We started from JavaScript programs. We added type information. We compiled them to C++ leveraging the Cheerp’s capabilities. We then compiled that to faster JavaScript.

The ideal workflow for such an optimizer would be mostly automated, with the only step requiring domain knowledge being adding type information.

The actual process I iterated to add a new benchmark/test looked like this:

  1. run the TypeScript JavaScript to C++ tool
  2. if there are type errors (like: “original.ts (12,34): Missing type in ParameterDeclaration”), add the relevant types, go back to 2
  3. if there are missing AST node to be implemented, implement them, go back to 2
  4. run Cheerp on the generated C++ file
  5. if there are compilation errors, find the error in the AST visitor and fix it
  6. tests + benchmark

It’s far from ideal and brittle, but worked enough to get this experiment up and running in a few hundreds lines of code.

Comparisons

These are some related projects:

V8 / SpiderMonkey / JavaScriptCode

These are engines that actually run JavaScript, basically compiling JavaScript into machine code. There is plenty of magic happening under the hood. Something that’s worth mentioning is that a lot of the magic depend on runtime knowledge of what’s actually being run (not even just types).

Google’s Closure Compiler

The Closure Compiler is a JavaScript -> JavaScript compiler, that performs optimization mainly with the goal of reducing the dimension of a JavaScript file. The idea is that downloading a JavaScript file is a blocker to interactivity, so smaller code is the main metric (from my understanding). The Closure Compiler optimizations (eg. dead code elimination) will mainly help in that direction. Do read the disclaimer.

TypeScript Compiler

TypeScript augments the JavaScript language with the goal of providing the compiler more information to help catch errors during development. Another goal is helping in converting from modern JavaScript syntax to (more) widely supported JavaScript syntax.

Performance improvements are explicitly not in the scope of the TypeScript compiler.

AssemblyScript

AssemblyScript is a TypeScript dialect that compiles to Bynarien IR, and from there to WebAssembly. I got started after reading from Surma’s article about how to optimize JavaScript performance (passing via AssemblyScript and then WebAssembly).

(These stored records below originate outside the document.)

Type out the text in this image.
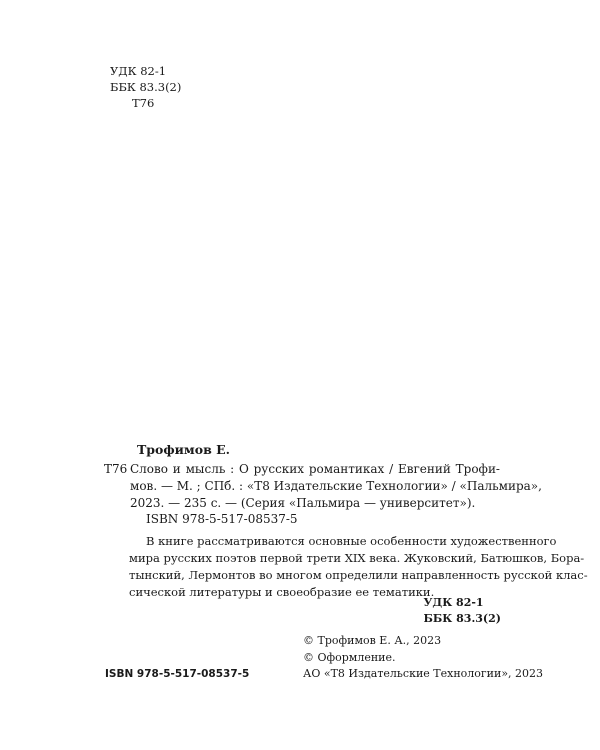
УДК 82-1
ББК 83.3(2)
Т76
Трофимов Е.
Т76 Слово и мысль : О русских романтиках / Евгений Трофи-
мов. — М. ; СПб. : «Т8 Издательские Технологии» / «Пальмира»,
2023. — 235 с. — (Серия «Пальмира — университет»).
ISBN 978-5-517-08537-5
В книге рассматриваются основные особенности художественного
мира русских поэтов первой трети XIX века. Жуковский, Батюшков, Бора-
тынский, Лермонтов во многом определили направленность русской клас-
сической литературы и своеобразие ее тематики.
УДК 82-1
ББК 83.3(2)
© Трофимов Е. А., 2023
© Оформление.
АО «Т8 Издательские Технологии», 2023
ISBN 978-5-517-08537-5
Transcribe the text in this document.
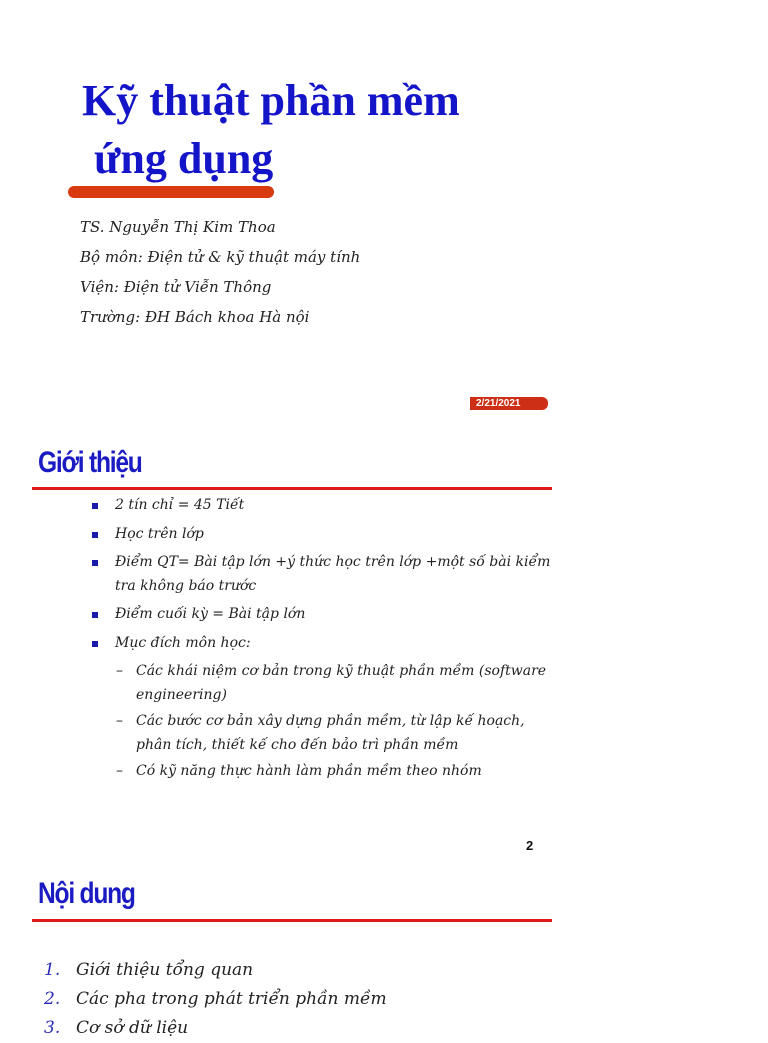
Kỹ thuật phần mềm
ứng dụng
TS. Nguyễn Thị Kim Thoa
Bộ môn: Điện tử & kỹ thuật máy tính
Viện: Điện tử Viễn Thông
Trường: ĐH Bách khoa Hà nội
2/21/2021
Giới thiệu
2 tín chỉ = 45 Tiết
Học trên lớp
Điểm QT= Bài tập lớn +ý thức học trên lớp +một số bài kiểm tra không báo trước
Điểm cuối kỳ = Bài tập lớn
Mục đích môn học:
– Các khái niệm cơ bản trong kỹ thuật phần mềm (software engineering)
– Các bước cơ bản xây dựng phần mềm, từ lập kế hoạch, phân tích, thiết kế cho đến bảo trì phần mềm
– Có kỹ năng thực hành làm phần mềm theo nhóm
2
Nội dung
1. Giới thiệu tổng quan
2. Các pha trong phát triển phần mềm
3. Cơ sở dữ liệu
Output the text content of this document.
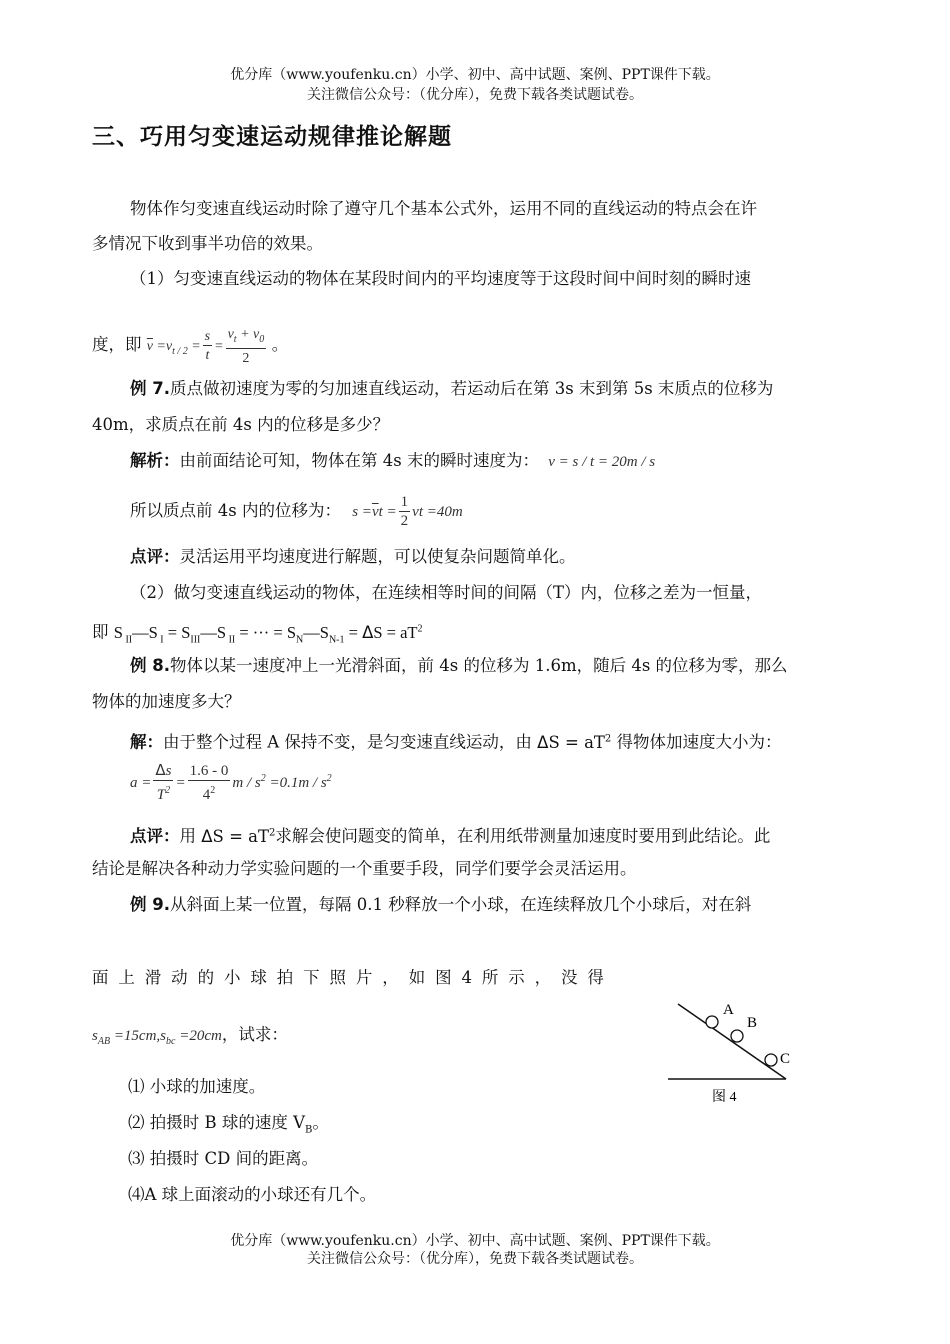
优分库（www.youfenku.cn）小学、初中、高中试题、案例、PPT课件下载。
关注微信公众号：（优分库），免费下载各类试题试卷。
三、巧用匀变速运动规律推论解题
物体作匀变速直线运动时除了遵守几个基本公式外，运用不同的直线运动的特点会在许
多情况下收到事半功倍的效果。
（1）匀变速直线运动的物体在某段时间内的平均速度等于这段时间中间时刻的瞬时速
度，即 $\overline{v} =v_{t / 2} = \frac{s}{t} = \frac{v_t + v_0}{2}$ 。
例 7.质点做初速度为零的匀加速直线运动，若运动后在第 3s 末到第 5s 末质点的位移为
40m，求质点在前 4s 内的位移是多少？
解析：由前面结论可知，物体在第 4s 末的瞬时速度为： v = s / t = 20m / s
所以质点前 4s 内的位移为： $s =\overline{v}t = \frac{1}{2}$ vt =40m
点评：灵活运用平均速度进行解题，可以使复杂问题简单化。
（2）做匀变速直线运动的物体，在连续相等时间的间隔（T）内，位移之差为一恒量，
即 S $_{II}$—S $_I = S_{III}—S$ $_{II}$ = ··· = $S_N—S_{N-1} = \Delta S = aT^2$
例 8.物体以某一速度冲上一光滑斜面，前 4s 的位移为 1.6m，随后 4s 的位移为零，那么
物体的加速度多大？
解：由于整个过程 A 保持不变，是匀变速直线运动，由 $\Delta S = aT^2$ 得物体加速度大小为：
$a = \frac{\Delta s}{T^2} = \frac{1.6 - 0}{4^2}$ $m / s^2 =0.1m / s^2$
点评：用 $\Delta S = aT^2$求解会使问题变的简单，在利用纸带测量加速度时要用到此结论。此
结论是解决各种动力学实验问题的一个重要手段，同学们要学会灵活运用。
例 9.从斜面上某一位置，每隔 0.1 秒释放一个小球，在连续释放几个小球后，对在斜
面 上 滑 动 的 小 球 拍 下 照 片 ， 如 图 4 所 示 ， 没 得
$s_{AB} =15cm,s_{bc} =20cm$，试求：
⑴ 小球的加速度。
⑵ 拍摄时 B 球的速度 $V_B$。
⑶ 拍摄时 CD 间的距离。
⑷A 球上面滚动的小球还有几个。
A
B
C
图 4
优分库（www.youfenku.cn）小学、初中、高中试题、案例、PPT课件下载。
关注微信公众号：（优分库），免费下载各类试题试卷。
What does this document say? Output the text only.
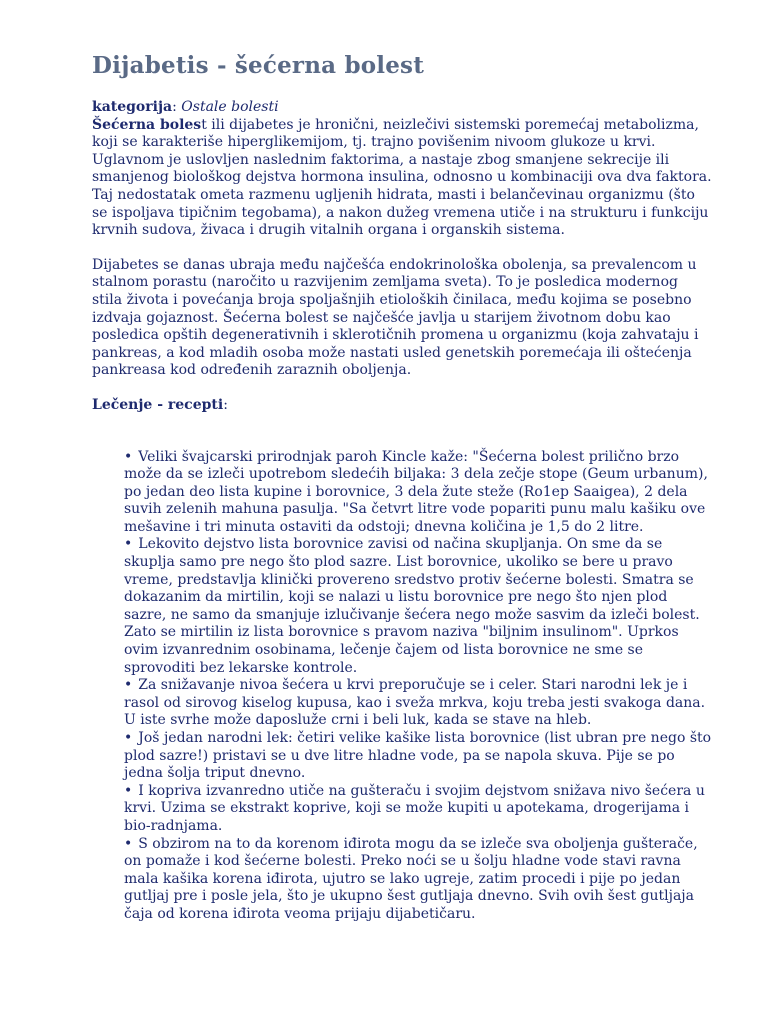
Dijabetis - šećerna bolest

kategorija: Ostale bolesti

Šećerna bolest ili dijabetes je hronični, neizlečivi sistemski poremećaj metabolizma, koji se karakteriše hiperglikemijom, tj. trajno povišenim nivoom glukoze u krvi. Uglavnom je uslovljen naslednim faktorima, a nastaje zbog smanjene sekrecije ili smanjenog biološkog dejstva hormona insulina, odnosno u kombinaciji ova dva faktora. Taj nedostatak ometa razmenu ugljenih hidrata, masti i belančevinau organizmu (što se ispoljava tipičnim tegobama), a nakon dužeg vremena utiče i na strukturu i funkciju krvnih sudova, živaca i drugih vitalnih organa i organskih sistema.

Dijabetes se danas ubraja među najčešća endokrinološka obolenja, sa prevalencom u stalnom porastu (naročito u razvijenim zemljama sveta). To je posledica modernog stila života i povećanja broja spoljašnjih etioloških činilaca, među kojima se posebno izdvaja gojaznost. Šećerna bolest se najčešće javlja u starijem životnom dobu kao posledica opštih degenerativnih i sklerotičnih promena u organizmu (koja zahvataju i pankreas, a kod mladih osoba može nastati usled genetskih poremećaja ili oštećenja pankreasa kod određenih zaraznih oboljenja.

Lečenje - recepti:

• Veliki švajcarski prirodnjak paroh Kincle kaže: "Šećerna bolest prilično brzo može da se izleči upotrebom sledećih biljaka: 3 dela zečje stope (Geum urbanum), po jedan deo lista kupine i borovnice, 3 dela žute steže (Ro1ep Saaigea), 2 dela suvih zelenih mahuna pasulja. "Sa četvrt litre vode popariti punu malu kašiku ove mešavine i tri minuta ostaviti da odstoji; dnevna količina je 1,5 do 2 litre.

• Lekovito dejstvo lista borovnice zavisi od načina skupljanja. On sme da se skuplja samo pre nego što plod sazre. List borovnice, ukoliko se bere u pravo vreme, predstavlja klinički provereno sredstvo protiv šećerne bolesti. Smatra se dokazanim da mirtilin, koji se nalazi u listu borovnice pre nego što njen plod sazre, ne samo da smanjuje izlučivanje šećera nego može sasvim da izleči bolest. Zato se mirtilin iz lista borovnice s pravom naziva "biljnim insulinom". Uprkos ovim izvanrednim osobinama, lečenje čajem od lista borovnice ne sme se sprovoditi bez lekarske kontrole.

• Za snižavanje nivoa šećera u krvi preporučuje se i celer. Stari narodni lek je i rasol od sirovog kiselog kupusa, kao i sveža mrkva, koju treba jesti svakoga dana. U iste svrhe može daposluže crni i beli luk, kada se stave na hleb.

• Još jedan narodni lek: četiri velike kašike lista borovnice (list ubran pre nego što plod sazre!) pristavi se u dve litre hladne vode, pa se napola skuva. Pije se po jedna šolja triput dnevno.

• I kopriva izvanredno utiče na gušteraču i svojim dejstvom snižava nivo šećera u krvi. Uzima se ekstrakt koprive, koji se može kupiti u apotekama, drogerijama i bio-radnjama.

• S obzirom na to da korenom iđirota mogu da se izleče sva oboljenja gušterače, on pomaže i kod šećerne bolesti. Preko noći se u šolju hladne vode stavi ravna mala kašika korena iđirota, ujutro se lako ugreje, zatim procedi i pije po jedan gutljaj pre i posle jela, što je ukupno šest gutljaja dnevno. Svih ovih šest gutljaja čaja od korena iđirota veoma prijaju dijabetičaru.
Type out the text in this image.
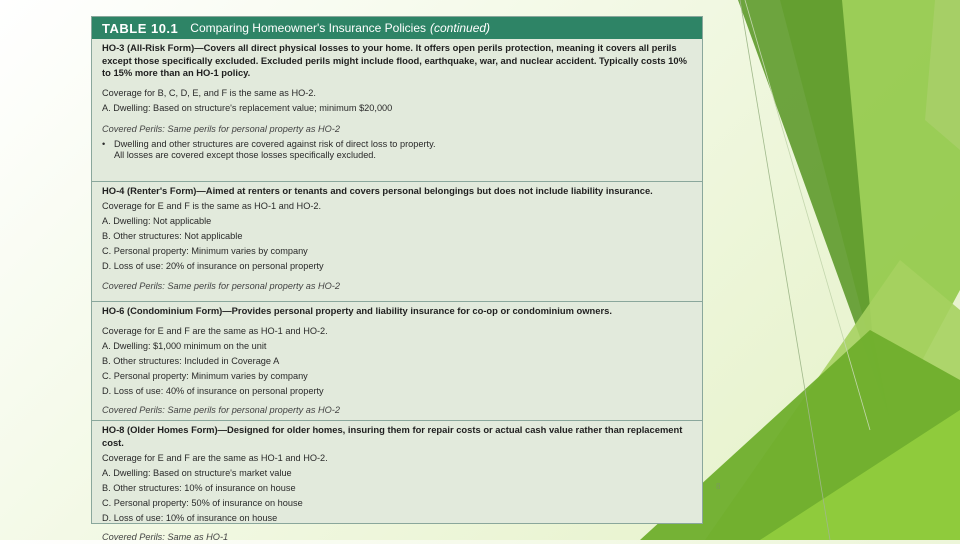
TABLE 10.1 Comparing Homeowner's Insurance Policies (continued)
HO-3 (All-Risk Form)—Covers all direct physical losses to your home. It offers open perils protection, meaning it covers all perils except those specifically excluded. Excluded perils might include flood, earthquake, war, and nuclear accident. Typically costs 10% to 15% more than an HO-1 policy.
Coverage for B, C, D, E, and F is the same as HO-2.
A. Dwelling: Based on structure's replacement value; minimum $20,000
Covered Perils: Same perils for personal property as HO-2
• Dwelling and other structures are covered against risk of direct loss to property.
All losses are covered except those losses specifically excluded.
HO-4 (Renter's Form)—Aimed at renters or tenants and covers personal belongings but does not include liability insurance.
Coverage for E and F is the same as HO-1 and HO-2.
A. Dwelling: Not applicable
B. Other structures: Not applicable
C. Personal property: Minimum varies by company
D. Loss of use: 20% of insurance on personal property
Covered Perils: Same perils for personal property as HO-2
HO-6 (Condominium Form)—Provides personal property and liability insurance for co-op or condominium owners.
Coverage for E and F are the same as HO-1 and HO-2.
A. Dwelling: $1,000 minimum on the unit
B. Other structures: Included in Coverage A
C. Personal property: Minimum varies by company
D. Loss of use: 40% of insurance on personal property
Covered Perils: Same perils for personal property as HO-2
HO-8 (Older Homes Form)—Designed for older homes, insuring them for repair costs or actual cash value rather than replacement cost.
Coverage for E and F are the same as HO-1 and HO-2.
A. Dwelling: Based on structure's market value
B. Other structures: 10% of insurance on house
C. Personal property: 50% of insurance on house
D. Loss of use: 10% of insurance on house
Covered Perils: Same as HO-1
8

I know very little of AssemblyScript, but there is plenty of cool work being done, check it out.

Cheerp

Cheerp is a C++ to JavaScript / WebAssembly compiler. It does the heavy lifting for this exploration, bringing code generation and access to LLVM optimizations. Cheerp is also a basic building block for CheerpJ (Java to HTML5) and CheerpX (x86 / Flash to HTML5).

WebAssembly

This post is long enough, and probably I could fill many more paragraphs talking about what WebAssembly is or is not.

The short answer is that it’s not yet an ideal target for pure JavaScript compilation. I could have instructed Cheerp to compile to mixed JavaScript and Webassembly, but that would have meant additional complexity (both in generating C++ code and in the explanation) that I don’t believe would have added much value.

The end!

This is it, I have shown how an optimizing compiler JavaScript -> JavaScript could perform and a path to build one. I think this is somehow an unique result, and I am quite proud of having pulled this off.

Thanks for following until here, I would be very curious to hear any feedback.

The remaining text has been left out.